Jessica Rubin is a Puerto Rican Jewish American artist originally from Los Angeles, currently based in Brooklyn, New York. Growing up in Los Angeles in close proximity to the entertainment industry, she spent much of her youth in performing arts schools learning dance, acting, and musical theatre, and never considered visual arts until she was randomly placed in a mixed media art class her first semester of college. Being the oldest sibling of a single parent low income family, the places she lived in growing up were inconsistent and often messy, creatively pieced together, shared spaces. Since living in New York, interior space and surroundings have been a very important part of her life and feeling at home. This value is woven into her work, which often depicts feminine figures in domestic comfort spaces peacefully coexisting and blending with their surroundings.
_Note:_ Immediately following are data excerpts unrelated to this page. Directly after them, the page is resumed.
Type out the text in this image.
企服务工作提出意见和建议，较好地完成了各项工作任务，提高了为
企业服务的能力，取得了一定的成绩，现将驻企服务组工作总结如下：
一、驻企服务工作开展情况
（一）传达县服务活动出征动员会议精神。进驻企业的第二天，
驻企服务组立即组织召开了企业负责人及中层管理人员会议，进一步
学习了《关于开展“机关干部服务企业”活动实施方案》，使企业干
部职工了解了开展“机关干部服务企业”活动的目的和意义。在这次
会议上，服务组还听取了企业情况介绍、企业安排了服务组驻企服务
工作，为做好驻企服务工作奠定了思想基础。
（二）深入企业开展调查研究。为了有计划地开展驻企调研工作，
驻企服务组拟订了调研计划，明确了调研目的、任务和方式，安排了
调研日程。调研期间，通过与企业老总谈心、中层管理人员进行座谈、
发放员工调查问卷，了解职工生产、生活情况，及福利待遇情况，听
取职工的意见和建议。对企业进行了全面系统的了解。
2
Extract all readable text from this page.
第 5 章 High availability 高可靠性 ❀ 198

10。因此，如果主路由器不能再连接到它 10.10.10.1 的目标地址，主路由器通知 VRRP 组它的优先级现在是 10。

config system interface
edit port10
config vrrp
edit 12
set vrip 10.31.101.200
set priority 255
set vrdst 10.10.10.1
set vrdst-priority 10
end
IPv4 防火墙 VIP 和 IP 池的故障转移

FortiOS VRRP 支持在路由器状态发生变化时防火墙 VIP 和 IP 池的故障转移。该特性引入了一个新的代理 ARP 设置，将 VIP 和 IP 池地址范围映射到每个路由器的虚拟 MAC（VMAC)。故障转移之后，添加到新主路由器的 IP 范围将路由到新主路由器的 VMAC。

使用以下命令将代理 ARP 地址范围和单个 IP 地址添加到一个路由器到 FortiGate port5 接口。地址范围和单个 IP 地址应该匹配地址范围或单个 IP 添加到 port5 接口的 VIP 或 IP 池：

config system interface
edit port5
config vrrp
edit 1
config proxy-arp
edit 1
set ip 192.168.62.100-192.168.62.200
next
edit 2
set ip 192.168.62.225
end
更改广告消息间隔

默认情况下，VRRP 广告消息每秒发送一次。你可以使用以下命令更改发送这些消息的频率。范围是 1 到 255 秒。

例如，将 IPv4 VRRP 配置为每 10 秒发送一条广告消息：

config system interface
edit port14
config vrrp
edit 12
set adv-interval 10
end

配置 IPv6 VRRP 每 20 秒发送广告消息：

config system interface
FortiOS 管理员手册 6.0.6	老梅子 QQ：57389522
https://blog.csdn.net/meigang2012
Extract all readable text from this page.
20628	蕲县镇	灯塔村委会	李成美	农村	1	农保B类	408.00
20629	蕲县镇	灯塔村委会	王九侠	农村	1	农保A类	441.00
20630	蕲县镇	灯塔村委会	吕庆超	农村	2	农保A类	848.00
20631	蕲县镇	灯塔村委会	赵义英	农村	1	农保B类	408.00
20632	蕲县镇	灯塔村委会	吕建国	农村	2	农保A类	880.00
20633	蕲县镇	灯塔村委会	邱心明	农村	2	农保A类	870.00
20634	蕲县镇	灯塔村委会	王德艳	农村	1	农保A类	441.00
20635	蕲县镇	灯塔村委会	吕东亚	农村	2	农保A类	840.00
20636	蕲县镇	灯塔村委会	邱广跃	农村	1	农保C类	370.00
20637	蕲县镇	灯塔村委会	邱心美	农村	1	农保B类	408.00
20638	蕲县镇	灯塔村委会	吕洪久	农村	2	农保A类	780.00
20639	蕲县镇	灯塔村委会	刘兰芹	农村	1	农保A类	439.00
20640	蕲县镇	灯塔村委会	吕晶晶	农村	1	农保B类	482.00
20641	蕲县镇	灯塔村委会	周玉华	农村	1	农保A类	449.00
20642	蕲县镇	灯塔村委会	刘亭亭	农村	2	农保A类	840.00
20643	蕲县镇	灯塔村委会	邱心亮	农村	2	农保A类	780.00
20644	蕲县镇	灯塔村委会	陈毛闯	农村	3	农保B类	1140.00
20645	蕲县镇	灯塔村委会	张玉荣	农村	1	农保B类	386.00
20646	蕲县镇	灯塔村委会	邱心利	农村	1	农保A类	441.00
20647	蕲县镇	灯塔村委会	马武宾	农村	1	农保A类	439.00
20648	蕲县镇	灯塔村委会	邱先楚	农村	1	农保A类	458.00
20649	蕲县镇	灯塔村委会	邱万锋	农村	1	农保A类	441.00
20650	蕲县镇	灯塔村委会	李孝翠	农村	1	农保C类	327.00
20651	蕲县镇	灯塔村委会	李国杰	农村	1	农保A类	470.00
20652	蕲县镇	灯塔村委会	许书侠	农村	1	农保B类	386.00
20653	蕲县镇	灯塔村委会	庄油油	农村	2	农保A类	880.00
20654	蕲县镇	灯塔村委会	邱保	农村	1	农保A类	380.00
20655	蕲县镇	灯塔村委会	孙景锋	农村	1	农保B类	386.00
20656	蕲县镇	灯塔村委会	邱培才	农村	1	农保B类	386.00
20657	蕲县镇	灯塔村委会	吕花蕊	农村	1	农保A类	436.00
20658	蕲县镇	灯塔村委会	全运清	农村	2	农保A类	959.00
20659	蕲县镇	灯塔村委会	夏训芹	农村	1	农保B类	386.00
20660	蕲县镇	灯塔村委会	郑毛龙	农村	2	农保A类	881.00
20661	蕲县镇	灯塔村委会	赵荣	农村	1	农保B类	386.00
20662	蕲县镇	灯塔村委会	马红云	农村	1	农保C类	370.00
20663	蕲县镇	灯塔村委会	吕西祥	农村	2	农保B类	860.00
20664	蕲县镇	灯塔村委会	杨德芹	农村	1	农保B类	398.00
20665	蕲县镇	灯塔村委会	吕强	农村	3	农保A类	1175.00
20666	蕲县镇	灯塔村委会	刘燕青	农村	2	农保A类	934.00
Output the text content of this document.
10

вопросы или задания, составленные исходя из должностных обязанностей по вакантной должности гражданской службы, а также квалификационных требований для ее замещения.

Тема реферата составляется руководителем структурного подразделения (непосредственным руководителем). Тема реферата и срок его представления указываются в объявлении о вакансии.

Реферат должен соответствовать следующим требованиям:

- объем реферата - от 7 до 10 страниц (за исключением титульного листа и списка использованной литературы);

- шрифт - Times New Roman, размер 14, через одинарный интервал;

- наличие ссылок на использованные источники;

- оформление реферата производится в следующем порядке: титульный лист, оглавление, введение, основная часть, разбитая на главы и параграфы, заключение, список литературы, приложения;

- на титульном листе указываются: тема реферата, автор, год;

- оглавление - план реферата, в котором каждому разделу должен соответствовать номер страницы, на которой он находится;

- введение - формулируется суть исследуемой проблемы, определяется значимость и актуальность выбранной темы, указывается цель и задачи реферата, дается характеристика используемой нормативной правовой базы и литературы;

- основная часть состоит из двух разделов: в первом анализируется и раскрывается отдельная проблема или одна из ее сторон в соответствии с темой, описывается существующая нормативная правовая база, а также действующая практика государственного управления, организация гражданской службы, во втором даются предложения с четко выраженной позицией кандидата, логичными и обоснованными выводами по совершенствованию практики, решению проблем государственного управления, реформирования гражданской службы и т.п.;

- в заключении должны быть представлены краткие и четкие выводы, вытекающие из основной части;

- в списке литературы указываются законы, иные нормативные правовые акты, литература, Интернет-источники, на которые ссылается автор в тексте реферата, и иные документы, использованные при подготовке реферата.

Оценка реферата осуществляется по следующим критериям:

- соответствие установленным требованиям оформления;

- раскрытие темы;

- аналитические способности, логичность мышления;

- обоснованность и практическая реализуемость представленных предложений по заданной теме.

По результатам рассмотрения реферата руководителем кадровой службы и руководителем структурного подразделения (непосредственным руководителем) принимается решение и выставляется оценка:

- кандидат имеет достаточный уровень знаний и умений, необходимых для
She uses vibrant exaggerated colors to depict her subjects in private spaces with her intimate dreamlike portraits. Using herself as a model, she gives the viewer an intimate look into her personal spaces both real and imagined. Rubin has exhibited her work in NYC at galleries such as La MaMa Galleria, Deep Space Gallery, Chinatown Soup, and more.

Artist Statement

My work explores the relationships I have with myself and my surroundings. I examine the way that the spaces we live in can represent and interact with us as much as we do with them. I use patterns and vibrant colors to communicate personality and give the viewer an intimate look into my personal spaces, real and imagined. People often use the items and patterns that they wear and surround themselves with as a form of self-expression, so the collection of things becomes uniquely specific to the individual. Lately, I have been thinking a lot about comfort and safe spaces in my work, and how I have learned to find comfort in isolation. For much of the last two years, many of us have spent more time than ever in our own bedrooms and domestic spaces. This forced proximity places another level of importance on our personal spaces and they become a necessary extension of ourselves. We require a level of care for our spaces so they can care for us. Within these spaces, I use the body as a landscape with organic shapes and curves and unnatural, vibrant colors. I paint the figures from unusual perspectives, sometimes including the perspective of the subject so the viewers can step into the work as if they are looking down at their own body. This unusual way of viewing the body of another person evokes a sense of distortion of the body that expresses the disconnect that I often feel in my own body with the way feminine bodies are viewed and debated about by others. I center the feminine perspective, how we exist in spaces and feel most natural, and how we view our own worlds, not trying to look a certain way but just existing.